Steiner's warning that unpurified sexual force can secretly fuel mystical vision, producing a false clairvoyance that the schooling path must recognize and exclude.
Mysticism and Sexuality in Anthroposophy is Rudolf Steiner's teaching that unpurified sexual force can secretly infiltrate mystical and visionary experience, producing a false, Maya-veiled clairvoyance. In the GA 253 lectures of September 1915 at Dornach, Steiner showed through the seer Emanuel Swedenborg how the power that works on the physical plane as sexuality can be carried upward into spiritual perception, where it builds a hidden bridge between clairvoyance and the lowest instincts. Because sexuality is the descent of higher human activity into its lowest earthly form, the schooling path requires that this force be recognized, kept separate, and excluded through self-discipline, so that a genuinely new spiritual organ of perception forms in its place rather than the mystical merely masking the erotic.
In Steiner's Own Words
What is this power? On earth, on the physical plane, it is the power that manifests itself in sexual life, in proper sexual life; that mysterious power that brings people together in earthly love, which is different from all other powers of cognition. Swedenborg had preserved and stored this power, and at a certain age it was transformed in him, but remained, in a sense, sexual power. He saw the spiritual world through sexual power. That is to say, Swedenborg's clairvoyance is truly based on transformed sexual power.
What it Means Today
The intuition that mystical rapture and erotic desire share an underground channel did not stay locked inside Steiner's 1915 Dornach lectures. It became a central problem in academic religious studies. Jeffrey J. Kripal, the J. Newton Rayzor Professor of Religion at Rice University, built much of his early work on exactly this question. In Kali's Child (University of Chicago Press, 1995) he read the visions of the Bengali saint Ramakrishna as shot through with unresolved erotic energy, and in Roads of Excess, Palaces of Wisdom: Eroticism and Reflexivity in the Study of Mysticism (University of Chicago Press, 2001) he traced how scholars from Evelyn Underhill onward kept circling the same entanglement of sexuality and the sacred.

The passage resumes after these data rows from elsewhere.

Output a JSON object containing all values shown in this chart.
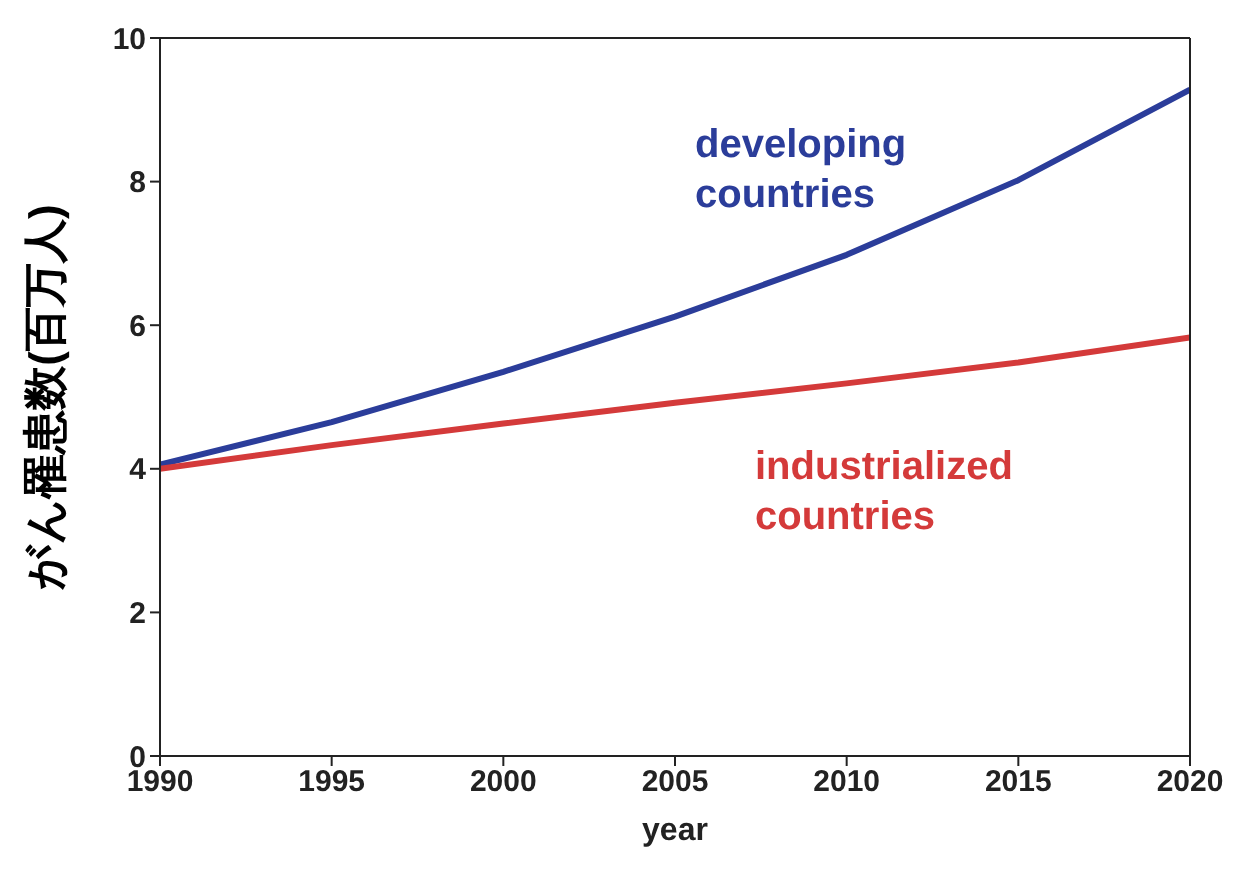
{
  "chart_data": {
    "type": "line",
    "xlabel": "year",
    "ylabel": "がん罹患数(百万人)",
    "x": [
      1990,
      1995,
      2000,
      2005,
      2010,
      2015,
      2020
    ],
    "series": [
      {
        "name": "developing countries",
        "color": "#2b3d9a",
        "values": [
          4.06,
          4.65,
          5.35,
          6.12,
          6.98,
          8.02,
          9.28
        ]
      },
      {
        "name": "industrialized countries",
        "color": "#d43a3a",
        "values": [
          4.0,
          4.33,
          4.63,
          4.92,
          5.19,
          5.48,
          5.83
        ]
      }
    ],
    "xlim": [
      1990,
      2020
    ],
    "xticks": [
      1990,
      1995,
      2000,
      2005,
      2010,
      2015,
      2020
    ],
    "ylim": [
      0,
      10
    ],
    "yticks": [
      0,
      2,
      4,
      6,
      8,
      10
    ],
    "grid": false,
    "legend": false,
    "marker": "none",
    "line_style": "solid"
  }
}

Kripal does not aim to debunk the vision by naming its erotic root, and neither did Steiner. Steiner's distinctive move was diagnostic rather than reductive: where Sigmund Freud, whose psychoanalysis Steiner attacked in these very lectures, dissolved the mystical into the sexual, Steiner reversed the direction, calling sexuality the lowest earthly form of a higher activity. The Thalira synthesis: Steiner anticipated by eighty years the scholarly recognition that the erotic can wear the mask of the mystical, but he answered it with a schooling discipline rather than a hermeneutic of suspicion, asking the seeker to build a new organ of perception instead of explaining the old one away.